Um dos personagens que povoou a minha infância era um alagoano chamado Abílio Macedo. Era nosso vizinho, mas não muito próximo. Entretanto, quase que semanalmente, ele passava em casa para uma boa conversa com meu pai. Era naqueles tempos em que a televisão ainda não havia usurpado os serões da família brasileira. As visitas eram constantes e as conversas fluíam do cotidiano, como problemas de saúde, de trabalho, política e o melhor de tudo, relatos dos velhos tempos, onde a memória tem um papel fundamental. A memória ia construindo ou reconstruindo fatos, histórias, verdadeiras ou quase verdadeiras. Hoje sei que o narrador sempre acrescenta algo seu, suas impressões pessoais sobre o que conta.
Lembro-me que às vezes, sentado no chão, fazendo de conta que brincava com um carrinho ou qualquer coisa, ficava atento àquelas histórias dos tempos antigos. Aí que entrava a memória do seu Abílio. Ela falava dos tempos do cangaceiro Lampião, personagem temível do nordeste brasileiro. Meu pai interessado estimulava o nosso contador de histórias a falar mais e mais sobre os fatos burlescos ou horripilantes da barbárie do sertão nordestino. Infelizmente minha memória não registrou, em detalhes, nenhuma das histórias, mas ficaram os momentos de tensão, em que a distância entre a vida e a morte era muito pequena. As histórias relatadas estavam centradas em velhos coronéis, homens de coragem ou nos covardes que não honravam as calças que vestiam. Os mais atraentes eram aqueles que enfrentavam as injustiças ou a desonra a bala ou com um punhal afiado como nos filmes que assistia nas matinês dos domingos.

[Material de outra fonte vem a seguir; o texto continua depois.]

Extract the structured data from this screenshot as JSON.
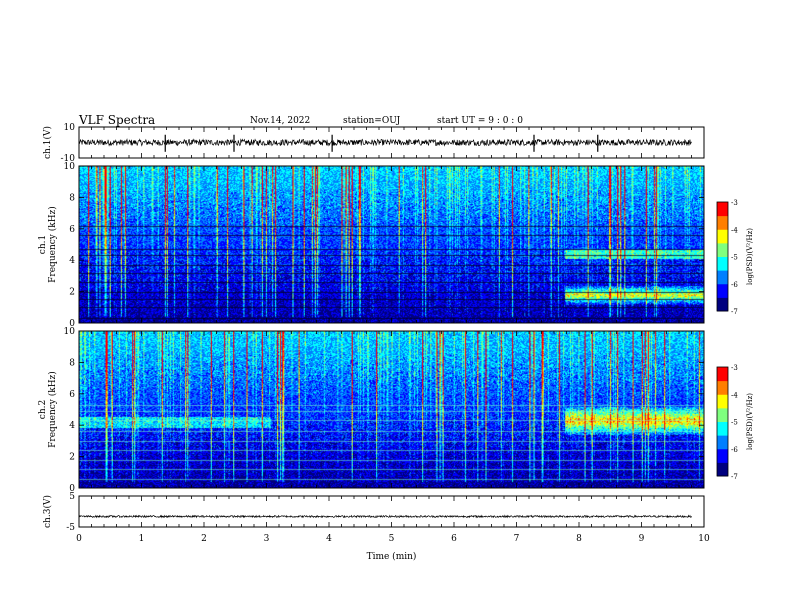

Às vezes tomava coragem e interrompia a conversa para perguntar algo para confirmar a veracidade das narrativas. Aquelas histórias eram bem mais reais do que via nos filmes de bang bang ou nos gibis. Eram fortes e emocionantes, pois o contador era um personagem vivo da história. Meu pai não gostava que criança interrompesse a conversa de adulto, mas o nosso narrador não se incomodava em repetir algum detalhe ou acrescentar um pouco mais de emoção para encantar os seus ouvintes. Minha mãe cuidando dos afazeres domésticos ficava atenta na cozinha, ouvindo cada detalhe e vez por outra aparecia na porta para também confirmar se era mesmo verdade. “É tão verdade como eu estou aqui. Posso jurar que eu vi”, respondia o seu Abílio com firmeza e convicção.
Assim a noite passava com todos envolvidos nas histórias de um mundo que estava se acabando, pensava-se na época. O poder dos velhos coronéis estava sendo substituído por políticos profissionais. Mudaram-se os métodos, mas os personagens continuaram os mesmos. O personalismo do velho patriarcado continuou intacto num mundo regido pela comunicação de massa. As notícias sobre como se faz política confirmam que nada mudou neste país. As mesmas histórias estão hoje estão nos jornais, na televisão ou no rádio, sob novas roupagens.
No meio da conversa aparecia um cafezinho preparado por minha mãe que se aconchegava para fazer as honras da casa e participar um pouco da conversa de homens. Mas havia sempre uma hora que indicava o final da conversa e o nosso narrador apanhava o seu chapéu e se despedia prometendo um breve retorno.
As visitas foram ficando mais esparsas e aos poucos, eu já não dava mais importância para aquelas conversas de homens maduros. A televisão também roubou o espaço destinado às conversas e cafezinhos na maioria dos lares urbanos e cada um se confinou diante do aparelho voraz que dizimou a história oral, os velhos causos, as relações e o convívio entre familiares e vizinhança.
A última vez que vi o seu Abílio, acompanhado de dona Amália, sua esposa, foi na igreja do bairro, no final da missa de sétimo dia do falecimento de meu pai. Após um rápido cumprimento, nos despedimos e percebi, naquele momento, que aquele homem abatido pelo tempo fazia parte da construção da minha visão de mundo. Um mundo que vai se apagando, gradativamente, como uma foto envelhecida.